At issue in the Patriot Act renewal are three key law enforcement provisions. They include allowing the FBI to continue to apply "roving wiretaps" to listen in on terror suspects; letting authorities use any "tangible items," including library records, to spy on suspected terrorists; and the "lone wolf" provision that allows the FBI to spy on suspects in the US who have no known connections to terror groups.
From its inception, the Patriot Act has drawn criticism for its its potential effect on civil liberties and privacy rights. Civil liberty advocates say the law provides the government too much power to spy on Americans without their knowledge, infringing particularly on the Fourth Amendment protections against unreasonable search and seizure.
The vote against the extensions surprised the new GOP leadership Tuesday night, especially since extensions in the past have been basically pro forma. Twenty-six Republicans, many of them with tea party affiliations, voted against the law. They joined 122 Democrats who voted against it, many of whom had voted previously to extend the Patriot Act.
Tea party debate about government overreach may have played into the renewed debate over the act, says Robert Martin, Hamilton College political theorist who is working on a book called "Government by Dissent."
"If there is rethinking of some of the more strenuous provisions of the Patriot Act, it well may be part of a tendency [in American society] to limit civil liberties in the name of national security and then years later regretting that or at least rethinking it and wondering if we've gone too far," says Professor Martin.
The Department of Homeland Security says it has recently strengthened civil-liberties protections around Patriot Act provisions, such as the so-called national security letters, which allow the FBI to force corporations and other groups to release information on customers and members without their knowledge.
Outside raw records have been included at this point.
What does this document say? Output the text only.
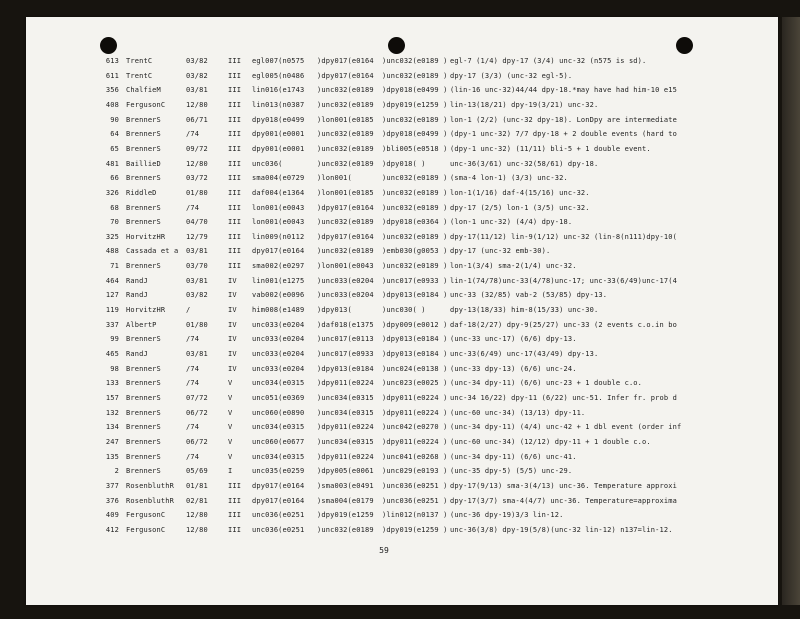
613 TrentC	03/82	III	egl007(n0575	)dpy017(e0164	)unc032(e0189 ) egl-7 (1/4) dpy-17 (3/4) unc-32 (n575 is sd).
611 TrentC	03/82	III	egl005(n0486	)dpy017(e0164	)unc032(e0189 ) dpy-17 (3/3) (unc-32 egl-5).
356 ChalfieM	03/81	III	lin016(e1743	)unc032(e0189	)dpy018(e0499 ) (lin-16 unc-32)44/44 dpy-18.*may have had him-10 e15
408 FergusonC	12/80	III	lin013(n0387	)unc032(e0189	)dpy019(e1259 ) lin-13(18/21) dpy-19(3/21) unc-32.
90 BrennerS	06/71	III	dpy018(e0499	)lon001(e0185	)unc032(e0189 ) lon-1 (2/2) (unc-32 dpy-18). LonDpy are intermediate
64 BrennerS	/74	III	dpy001(e0001	)unc032(e0189	)dpy018(e0499 ) (dpy-1 unc-32) 7/7 dpy-18 + 2 double events (hard to
65 BrennerS	09/72	III	dpy001(e0001	)unc032(e0189	)bli005(e0518 ) (dpy-1 unc-32) (11/11) bli-5 + 1 double event.
481 BaillieD	12/80	III	unc036(	)unc032(e0189	)dpy018( )	unc-36(3/61) unc-32(58/61) dpy-18.
66 BrennerS	03/72	III	sma004(e0729	)lon001(	)unc032(e0189 ) (sma-4 lon-1) (3/3) unc-32.
326 RiddleD	01/80	III	daf004(e1364	)lon001(e0185	)unc032(e0189 ) lon-1(1/16) daf-4(15/16) unc-32.
68 BrennerS	/74	III	lon001(e0043	)dpy017(e0164	)unc032(e0189 ) dpy-17 (2/5) lon-1 (3/5) unc-32.
70 BrennerS	04/70	III	lon001(e0043	)unc032(e0189	)dpy018(e0364 ) (lon-1 unc-32) (4/4) dpy-18.
325 HorvitzHR	12/79	III	lin009(n0112	)dpy017(e0164	)unc032(e0189 ) dpy-17(11/12) lin-9(1/12) unc-32 (lin-8(n111)dpy-10(
488 Cassada et a	03/81	III	dpy017(e0164	)unc032(e0189	)emb030(g0053 ) dpy-17 (unc-32 emb-30).
71 BrennerS	03/70	III	sma002(e0297	)lon001(e0043	)unc032(e0189 ) lon-1(3/4) sma-2(1/4) unc-32.
464 RandJ	03/81	IV	lin001(e1275	)unc033(e0204	)unc017(e0933 ) lin-1(74/78)unc-33(4/78)unc-17; unc-33(6/49)unc-17(4
127 RandJ	03/82	IV	vab002(e0096	)unc033(e0204	)dpy013(e0184 ) unc-33 (32/85) vab-2 (53/85) dpy-13.
119 HorvitzHR	/	IV	him008(e1489	)dpy013(	)unc030( )	dpy-13(18/33) him-8(15/33) unc-30.
337 AlbertP	01/80	IV	unc033(e0204	)daf018(e1375	)dpy009(e0012 ) daf-18(2/27) dpy-9(25/27) unc-33 (2 events c.o.in bo
99 BrennerS	/74	IV	unc033(e0204	)unc017(e0113	)dpy013(e0184 ) (unc-33 unc-17) (6/6) dpy-13.
465 RandJ	03/81	IV	unc033(e0204	)unc017(e0933	)dpy013(e0184 ) unc-33(6/49) unc-17(43/49) dpy-13.
98 BrennerS	/74	IV	unc033(e0204	)dpy013(e0184	)unc024(e0138 ) (unc-33 dpy-13) (6/6) unc-24.
133 BrennerS	/74	V	unc034(e0315	)dpy011(e0224	)unc023(e0025 ) (unc-34 dpy-11) (6/6) unc-23 + 1 double c.o.
157 BrennerS	07/72	V	unc051(e0369	)unc034(e0315	)dpy011(e0224 ) unc-34 16/22) dpy-11 (6/22) unc-51. Infer fr. prob d
132 BrennerS	06/72	V	unc060(e0890	)unc034(e0315	)dpy011(e0224 ) (unc-60 unc-34) (13/13) dpy-11.
134 BrennerS	/74	V	unc034(e0315	)dpy011(e0224	)unc042(e0270 ) (unc-34 dpy-11) (4/4) unc-42 + 1 dbl event (order inf
247 BrennerS	06/72	V	unc060(e0677	)unc034(e0315	)dpy011(e0224 ) (unc-60 unc-34) (12/12) dpy-11 + 1 double c.o.
135 BrennerS	/74	V	unc034(e0315	)dpy011(e0224	)unc041(e0268 ) (unc-34 dpy-11) (6/6) unc-41.
2 BrennerS	05/69	I	unc035(e0259	)dpy005(e0061	)unc029(e0193 ) (unc-35 dpy-5) (5/5) unc-29.
377 RosenbluthR	01/81	III	dpy017(e0164	)sma003(e0491	)unc036(e0251 ) dpy-17(9/13) sma-3(4/13) unc-36. Temperature approxi
376 RosenbluthR	02/81	III	dpy017(e0164	)sma004(e0179	)unc036(e0251 ) dpy-17(3/7) sma-4(4/7) unc-36. Temperature=approxima
409 FergusonC	12/80	III	unc036(e0251	)dpy019(e1259	)lin012(n0137 ) (unc-36 dpy-19)3/3 lin-12.
412 FergusonC	12/80	III	unc036(e0251	)unc032(e0189	)dpy019(e1259 ) unc-36(3/8) dpy-19(5/8)(unc-32 lin-12) n137=lin-12.
59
Mr. Carafano notes that all three provisions at stake in the Patriot Act extension have been found to be constitutional, and no challenges to them have risen to the Supreme Court. It's not clear how those provisions have played into the 36 known thwarted terror attacks on the US since 9/11, but it's likely they played some role in at least some cases, he adds.
"The American people are way over the Patriot Act," says Carafano. "We've all heard the hair on fire, throw the Constitution away debate, and, look around, the Constitution is still there. What you have are individual stakeholders for whom this is a cause célèbre and [who are] appealing to wedge constituencies."